Além das Palavras
“Além das Palavras”- “Quiet Passion”, Reino Unido, Bélgica, 2016
Direção: Terence Davies
Fica claro, desde o início, que Emily Dickinson (1830-1886) era uma alma rebelde. Na escola, é a única que enfrenta a pergunta da diretora do “Mount Holyoke Female Seminary” com uma resposta inesperada mas sincera:
“- O inferno a espera. Vai aceitar Deus?”
“- Acho que não” responde a mocinha (Emma Bell).
“- Está sozinha em sua rebelião Miss Dickinson.”
Quando a família vem buscá-la, sente falta da mãe:
“- A viagem seria demais para ela” responde o pai (Keith Carradine).
Emily, Vinnie e Austin são os filhos da família Dickinson que vive em uma grande casa amarela, de janelas verdes, com um belo jardim de altas árvores e canteiros bem cuidados, em Massachusetts.
Tia Elizabeth é velha, rica e esnobe mas principalmente conservadora como o pai de Emily. No teatro, onde está toda a família, o pai comenta sobre a soprano:
“- Uma mulher não deveria se expor assim…”
“- Mas ela é talentosa”, retruca Emily, que está encantada.

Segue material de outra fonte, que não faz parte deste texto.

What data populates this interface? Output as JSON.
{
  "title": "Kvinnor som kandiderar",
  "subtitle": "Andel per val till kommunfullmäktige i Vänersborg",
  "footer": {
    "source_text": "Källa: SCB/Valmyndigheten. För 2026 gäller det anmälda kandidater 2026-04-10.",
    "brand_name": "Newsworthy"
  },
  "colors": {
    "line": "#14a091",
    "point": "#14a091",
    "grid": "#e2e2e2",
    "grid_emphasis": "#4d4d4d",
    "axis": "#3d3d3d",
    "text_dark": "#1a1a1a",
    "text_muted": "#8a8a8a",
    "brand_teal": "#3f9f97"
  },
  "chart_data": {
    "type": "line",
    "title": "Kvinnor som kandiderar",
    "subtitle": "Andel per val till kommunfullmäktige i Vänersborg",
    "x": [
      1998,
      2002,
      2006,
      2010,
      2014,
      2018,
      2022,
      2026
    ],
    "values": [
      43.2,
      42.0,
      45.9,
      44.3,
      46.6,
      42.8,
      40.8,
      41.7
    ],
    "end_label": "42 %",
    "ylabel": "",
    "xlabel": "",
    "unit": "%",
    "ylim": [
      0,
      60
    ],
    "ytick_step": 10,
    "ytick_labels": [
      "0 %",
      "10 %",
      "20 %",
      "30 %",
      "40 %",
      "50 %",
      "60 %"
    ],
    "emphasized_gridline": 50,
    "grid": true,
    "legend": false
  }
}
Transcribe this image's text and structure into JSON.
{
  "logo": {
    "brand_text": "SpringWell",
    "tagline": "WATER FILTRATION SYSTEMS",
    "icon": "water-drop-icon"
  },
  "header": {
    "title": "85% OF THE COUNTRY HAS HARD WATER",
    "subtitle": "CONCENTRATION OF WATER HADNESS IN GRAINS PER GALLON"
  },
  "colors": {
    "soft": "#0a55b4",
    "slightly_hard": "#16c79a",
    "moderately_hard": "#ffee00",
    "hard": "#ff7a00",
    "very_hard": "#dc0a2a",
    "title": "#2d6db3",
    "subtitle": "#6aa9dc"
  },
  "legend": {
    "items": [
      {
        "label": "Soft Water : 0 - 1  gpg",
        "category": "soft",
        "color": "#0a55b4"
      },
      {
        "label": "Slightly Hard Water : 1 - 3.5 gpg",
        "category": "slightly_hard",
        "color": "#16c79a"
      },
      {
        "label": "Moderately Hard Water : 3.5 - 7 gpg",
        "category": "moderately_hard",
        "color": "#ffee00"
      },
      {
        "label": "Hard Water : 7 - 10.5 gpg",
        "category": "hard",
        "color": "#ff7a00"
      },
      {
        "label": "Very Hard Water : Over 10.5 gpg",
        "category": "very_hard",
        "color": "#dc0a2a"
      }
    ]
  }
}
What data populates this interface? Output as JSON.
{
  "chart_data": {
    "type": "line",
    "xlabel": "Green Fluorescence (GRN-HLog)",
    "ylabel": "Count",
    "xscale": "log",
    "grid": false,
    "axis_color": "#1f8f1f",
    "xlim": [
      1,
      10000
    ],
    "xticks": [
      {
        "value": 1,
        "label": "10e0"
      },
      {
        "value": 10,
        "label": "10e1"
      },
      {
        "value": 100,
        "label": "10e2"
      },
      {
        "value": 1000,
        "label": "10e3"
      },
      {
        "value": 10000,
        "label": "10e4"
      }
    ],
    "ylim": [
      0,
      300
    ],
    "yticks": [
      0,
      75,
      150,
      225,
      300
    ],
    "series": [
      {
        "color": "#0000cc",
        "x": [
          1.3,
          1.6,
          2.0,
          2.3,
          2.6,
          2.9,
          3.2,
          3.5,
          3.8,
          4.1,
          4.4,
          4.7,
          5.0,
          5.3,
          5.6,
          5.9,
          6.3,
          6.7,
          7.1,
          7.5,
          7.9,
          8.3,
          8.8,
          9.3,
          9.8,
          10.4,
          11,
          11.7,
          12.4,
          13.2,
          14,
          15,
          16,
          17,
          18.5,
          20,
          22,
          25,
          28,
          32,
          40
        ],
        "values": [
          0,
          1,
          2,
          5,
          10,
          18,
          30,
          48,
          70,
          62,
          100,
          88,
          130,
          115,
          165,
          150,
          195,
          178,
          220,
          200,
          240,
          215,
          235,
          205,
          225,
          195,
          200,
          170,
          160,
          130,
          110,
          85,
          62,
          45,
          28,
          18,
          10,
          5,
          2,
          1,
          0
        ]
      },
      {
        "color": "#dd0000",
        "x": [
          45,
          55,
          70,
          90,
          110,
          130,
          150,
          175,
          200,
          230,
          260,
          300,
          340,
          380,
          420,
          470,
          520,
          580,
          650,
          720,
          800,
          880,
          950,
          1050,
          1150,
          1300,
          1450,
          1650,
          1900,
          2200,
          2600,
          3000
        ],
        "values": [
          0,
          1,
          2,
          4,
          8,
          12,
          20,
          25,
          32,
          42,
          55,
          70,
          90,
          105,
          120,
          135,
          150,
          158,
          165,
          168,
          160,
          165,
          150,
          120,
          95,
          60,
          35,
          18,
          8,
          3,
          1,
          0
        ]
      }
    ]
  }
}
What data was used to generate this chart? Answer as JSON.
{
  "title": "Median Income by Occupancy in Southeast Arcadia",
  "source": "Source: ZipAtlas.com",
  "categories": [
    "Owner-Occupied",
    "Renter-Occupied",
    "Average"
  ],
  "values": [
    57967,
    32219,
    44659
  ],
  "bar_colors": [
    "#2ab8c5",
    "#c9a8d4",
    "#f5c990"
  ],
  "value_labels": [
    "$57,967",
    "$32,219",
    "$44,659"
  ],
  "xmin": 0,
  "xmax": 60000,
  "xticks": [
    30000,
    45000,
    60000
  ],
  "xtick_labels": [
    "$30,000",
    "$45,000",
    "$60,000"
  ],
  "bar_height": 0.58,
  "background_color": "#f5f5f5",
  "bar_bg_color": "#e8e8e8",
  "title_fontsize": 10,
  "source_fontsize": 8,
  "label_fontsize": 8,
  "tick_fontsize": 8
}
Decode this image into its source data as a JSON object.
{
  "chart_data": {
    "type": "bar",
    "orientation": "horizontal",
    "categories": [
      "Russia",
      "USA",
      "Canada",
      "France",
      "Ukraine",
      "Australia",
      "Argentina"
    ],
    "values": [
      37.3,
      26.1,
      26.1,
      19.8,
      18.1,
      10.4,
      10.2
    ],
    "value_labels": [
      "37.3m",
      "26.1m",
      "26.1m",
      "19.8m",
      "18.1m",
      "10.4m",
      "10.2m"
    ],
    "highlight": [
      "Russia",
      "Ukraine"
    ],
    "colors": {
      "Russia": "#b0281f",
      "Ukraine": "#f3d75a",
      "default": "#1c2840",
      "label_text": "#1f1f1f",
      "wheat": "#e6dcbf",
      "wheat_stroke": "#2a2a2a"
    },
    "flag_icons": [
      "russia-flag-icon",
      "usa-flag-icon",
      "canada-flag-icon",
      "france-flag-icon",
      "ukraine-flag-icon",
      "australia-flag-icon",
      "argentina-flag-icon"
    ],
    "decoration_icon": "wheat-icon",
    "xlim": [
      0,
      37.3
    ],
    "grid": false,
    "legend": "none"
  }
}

Quando recomeça o canto, ela exclama:
“- O demônio da música!”
“- Não seja vulgar, Emily”, censura o pai.
Então, no início, ela era vivaz e cheia de esperança. Vemos quando pede ao pai sobre sua vontade de escrever à noite:
“- Não vou aborrecer ninguém. Prometo.”
Chamada pela tia de ”Robespierre” por causa das ideias que expõe, Emily responde com humor:
“- Tia, no máximo uma Charlotte Corday!”
Essa rebeldia feminina, vista com maus olhos pela sociedade calvinista em que vivia, vai custar mais tarde a Emily uma vida reclusa e nenhum reconhecimento pelos pouquíssimos poemas que publica.
“- Eu gostaria de ter alguma aceitação em vida”, lamenta ela a alguém que a consola dizendo que ela escreve para a posteridade.
Emily admirava a beleza e, para seu infortúnio, não era bela como a irmã Vinnie (Jennifer Ehle, atriz maravilhosa) ou sua amiga coquete e esperta Vinyling Buffam (Catherine Bailey). Uma severa autocrítica e rigidez ficam ainda mais marcantes quando a juventude passa e não há mais esperança de ser amada e amar.
Uma mãe depressiva e reclusa (Joanna Bacon) não poderia ter dado à sensível Emily, na infância, o aconchego que ela nunca iria experimentar. Vinnie, sua irmã mais nova, que também não se casa, é a pessoa que mais consegue compreender a irmã e suas angústias.
Os poemas daquela que hoje é considerada uma das maiores poetas da língua inglesa, são lidos em “off” e acompanham cenas de episódios conhecidos de sua vida.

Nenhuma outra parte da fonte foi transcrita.